ICC/Decision Services



What Do Customers Really Want?

Every interaction with the customer is one more step towards strengthening your brand. Whether you sell ice cream cones or treat patients in a trauma center, each of these people is purchasing goods and services from your organization, and each step towards excellence in customer experience is another opportunity for brand strengthening.
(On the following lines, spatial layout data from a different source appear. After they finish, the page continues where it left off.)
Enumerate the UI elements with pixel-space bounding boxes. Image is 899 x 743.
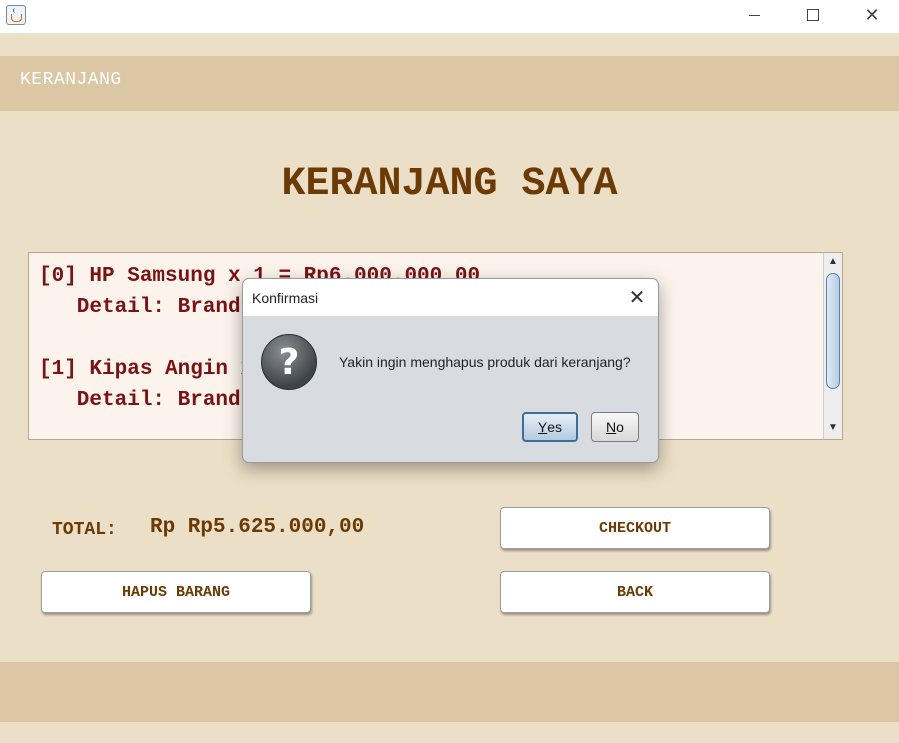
scroll-down-icon[interactable]: ▼ — [824, 419, 842, 437]
remove-item-button[interactable]: HAPUS BARANG — [41, 571, 311, 613]
close-icon: ✕ — [864, 4, 880, 26]
window-titlebar: ✕ — [0, 0, 899, 33]
yes-button[interactable]: Yes — [522, 412, 578, 442]
scroll-thumb[interactable] — [826, 273, 840, 389]
total-label: TOTAL: — [52, 520, 117, 540]
confirm-dialog: Konfirmasi ✕ ? Yakin ingin menghapus pro… — [242, 278, 659, 463]
maximize-button[interactable] — [790, 0, 836, 30]
vertical-scrollbar[interactable]: ▲ ▼ — [823, 253, 842, 439]
page-title: KERANJANG SAYA — [281, 162, 618, 207]
java-icon — [6, 5, 26, 25]
dialog-titlebar: Konfirmasi ✕ — [243, 279, 658, 316]
yes-mnemonic: Y — [537, 419, 548, 435]
no-label-rest: o — [616, 419, 624, 435]
dialog-title: Konfirmasi — [252, 290, 319, 306]
dialog-message: Yakin ingin menghapus produk dari keranj… — [339, 354, 631, 370]
back-button[interactable]: BACK — [500, 571, 770, 613]
question-icon: ? — [261, 334, 317, 390]
dialog-close-button[interactable]: ✕ — [624, 284, 650, 310]
cup-shape — [11, 14, 22, 22]
no-mnemonic: N — [606, 419, 617, 435]
no-button[interactable]: No — [591, 412, 639, 442]
window-close-button[interactable]: ✕ — [849, 0, 895, 30]
footer-bar — [0, 662, 899, 722]
header-title: KERANJANG — [20, 70, 122, 90]
minimize-button[interactable] — [731, 0, 777, 30]
total-value: Rp Rp5.625.000,00 — [150, 516, 365, 539]
close-icon: ✕ — [628, 285, 646, 309]
yes-label-rest: es — [547, 419, 563, 435]
scroll-up-icon[interactable]: ▲ — [824, 253, 842, 271]
minimize-icon — [748, 14, 760, 16]
header-bar — [0, 56, 899, 111]
maximize-icon — [807, 9, 819, 21]
steam-shape — [13, 8, 19, 13]
checkout-button[interactable]: CHECKOUT — [500, 507, 770, 549]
Overall, there are three truisms about customers:
1) They don’t care about your problems.
2) They don’t understand ‘quality’.
3) They expect a controlled customer experience

Let’s look briefly at each of these points:


They Don’t Care About Your Problems

Sales guru Jeffrey Gitomer once said, “They don’t care how much you know until they know how much you care.” Customers expect your product or service to be delivered as promised with no excuses. By and large, customers are not your friends. They don’t care about what is happening in your world. They don’t care about how your supplier let you down and now that snafu is being passed on in shoddy service or delivery. All they care about is that you said the sale would happen in a specific order and that’s what they expect. Period.

They Don’t Understand ‘Quality’

Excellent customer service and excellent products go together like wine and cheese. While what might be a top quality product to one is subpar to another, everyone knows good customer service when they receive it. Especially with sales of goods and services via the Internet, people cannot touch or feel the product and must therefore gauge the quality of the product based upon other indicators, such as the look and usability of your web site, the strength of your guarantee and return policies, and the excellence of your customer service. The experience that surrounds the sale is often the only information upon which customers can base the quality of your product. In other words, it’s the overall customer experience that really counts.

They Want a Controlled Customer Experience

The manner in which your customer service people handle your customers from the outset can grow or smother your brand. And yet customer service people are among the most poorly paid in many companies. Think about it. Doesn’t it make sense for a company to hire the very best and brightest, with pay to match, to handle the task that is probably the most important of all? Customers want to spend money and they want you to make it easy for them to do so. But they also want clear and obvious buying steps. And they want you to predict their questions and concerns and stand ready to provide clear answers so they can get in and get out.

Bottom line: Control the customer experience by knowing what your customers need and meeting that need, and watch your business grow.